Chapter V — Managing of ICT third-party risk
Section II — Oversight framework for critical ICT third-party service providers
Operational coordination between Lead Overseers
Summary
Establishes coordination mechanisms between Lead Overseers where a critical provider serves financial entities across multiple sectors supervised by different ESAs. Prevents fragmented or contradictory oversight by mandating joint approaches and information sharing.
Key Requirements
- 1
Joint coordination where a provider serves entities under multiple ESAs
- 2
Consistent oversight approaches to avoid contradictory recommendations
- 3
Information sharing between Lead Overseers on findings and risk assessments
- 4
Coordinated workplans to minimize burden on critical providers
Detailed Analysis
Article 34 addresses the coordination challenge that arises when a single critical ICT third-party service provider serves financial entities supervised by different ESAs. A major cloud provider, for example, may simultaneously support banks (supervised by the EBA), insurers (supervised by EIOPA), and investment firms (supervised by ESMA). Without coordination, each ESA could issue inconsistent or contradictory oversight requirements, creating confusion and inefficiency for both the provider and the financial entities it serves.

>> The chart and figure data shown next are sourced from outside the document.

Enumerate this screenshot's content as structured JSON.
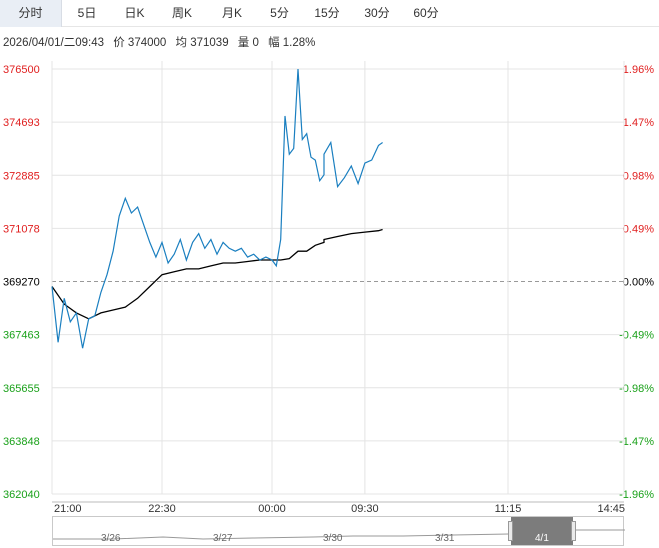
{
  "tabs": [
    {
      "label": "分时",
      "active": true
    },
    {
      "label": "5日",
      "active": false
    },
    {
      "label": "日K",
      "active": false
    },
    {
      "label": "周K",
      "active": false
    },
    {
      "label": "月K",
      "active": false
    },
    {
      "label": "5分",
      "active": false
    },
    {
      "label": "15分",
      "active": false
    },
    {
      "label": "30分",
      "active": false
    },
    {
      "label": "60分",
      "active": false
    }
  ],
  "info": {
    "datetime": "2026/04/01/二09:43",
    "price": "价 374000",
    "avg": "均 371039",
    "volume": "量 0",
    "change": "幅 1.28%"
  },
  "colors": {
    "up": "#e01e1e",
    "down": "#1aa11a",
    "price_line": "#1a7fc0",
    "avg_line": "#000000",
    "grid": "#e4e4e4",
    "base": "#999999"
  },
  "chart_data": {
    "type": "line",
    "y_left_ticks": [
      "376500",
      "374693",
      "372885",
      "371078",
      "369270",
      "367463",
      "365655",
      "363848",
      "362040"
    ],
    "y_right_ticks": [
      "1.96%",
      "1.47%",
      "0.98%",
      "0.49%",
      "0.00%",
      "-0.49%",
      "-0.98%",
      "-1.47%",
      "-1.96%"
    ],
    "x_ticks": [
      "21:00",
      "22:30",
      "00:00",
      "09:30",
      "11:15",
      "14:45"
    ],
    "ylim": [
      362040,
      376500
    ],
    "prev_close": 369270,
    "price_series": {
      "x": [
        "21:00",
        "21:05",
        "21:10",
        "21:15",
        "21:20",
        "21:25",
        "21:30",
        "21:35",
        "21:40",
        "21:45",
        "21:50",
        "21:55",
        "22:00",
        "22:05",
        "22:10",
        "22:15",
        "22:20",
        "22:25",
        "22:30",
        "22:35",
        "22:40",
        "22:45",
        "22:50",
        "22:55",
        "23:00",
        "23:05",
        "23:10",
        "23:15",
        "23:20",
        "23:25",
        "23:30",
        "23:35",
        "23:40",
        "23:45",
        "23:50",
        "23:55",
        "00:00",
        "00:05",
        "00:10",
        "00:15",
        "00:20",
        "00:25",
        "00:30",
        "00:35",
        "00:40",
        "00:45",
        "00:50",
        "00:55",
        "01:00",
        "09:00",
        "09:05",
        "09:10",
        "09:15",
        "09:20",
        "09:25",
        "09:30",
        "09:35",
        "09:40",
        "09:43"
      ],
      "y": [
        369100,
        367200,
        368700,
        367900,
        368200,
        367000,
        368000,
        368100,
        368900,
        369500,
        370300,
        371500,
        372100,
        371600,
        371800,
        371200,
        370600,
        370100,
        370600,
        369900,
        370200,
        370700,
        370000,
        370600,
        370900,
        370400,
        370700,
        370200,
        370600,
        370400,
        370300,
        370400,
        370100,
        370200,
        370000,
        370100,
        370000,
        369800,
        370700,
        374900,
        373600,
        373800,
        376500,
        374100,
        374300,
        373500,
        373400,
        372700,
        372900,
        373600,
        374000,
        372500,
        372800,
        373200,
        372600,
        373300,
        373400,
        373900,
        374000
      ]
    },
    "avg_series": {
      "x": [
        "21:00",
        "21:10",
        "21:20",
        "21:30",
        "21:40",
        "21:50",
        "22:00",
        "22:10",
        "22:20",
        "22:30",
        "22:40",
        "22:50",
        "23:00",
        "23:10",
        "23:20",
        "23:30",
        "23:40",
        "23:50",
        "00:00",
        "00:10",
        "00:20",
        "00:30",
        "00:40",
        "00:50",
        "01:00",
        "09:00",
        "09:10",
        "09:20",
        "09:30",
        "09:40",
        "09:43"
      ],
      "y": [
        369100,
        368500,
        368200,
        368000,
        368200,
        368300,
        368400,
        368700,
        369100,
        369500,
        369600,
        369700,
        369700,
        369800,
        369900,
        369900,
        369950,
        370000,
        370000,
        370000,
        370050,
        370300,
        370300,
        370500,
        370600,
        370700,
        370800,
        370900,
        370950,
        371000,
        371039
      ]
    }
  },
  "navigator": {
    "dates": [
      "3/26",
      "3/27",
      "3/30",
      "3/31",
      "4/1"
    ]
  }
}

The article mandates that Lead Overseers coordinate their oversight activities to ensure consistency. Where a critical provider is subject to oversight by multiple Lead Overseers, they must develop joint approaches to assessments, align their recommendations, and share findings. This coordination prevents the provider from receiving conflicting instructions — for instance, one ESA requiring a particular security standard while another requires a different approach.
Coordinated workplans are essential for minimizing the administrative burden on critical providers. Rather than subjecting a provider to separate, overlapping assessment cycles from multiple ESAs, the article encourages joint inspections, shared questionnaires, and unified timelines. This efficiency is important because excessive supervisory burden could paradoxically undermine a provider's operational performance.
From a practical standpoint, financial entities should monitor the coordination between their regulators regarding shared critical providers. Inconsistent regulatory expectations for the same provider can create downstream compliance uncertainties for the financial entities that depend on it. The Joint Committee of the ESAs serves as the natural forum for resolving coordination challenges that cannot be addressed bilaterally between Lead Overseers.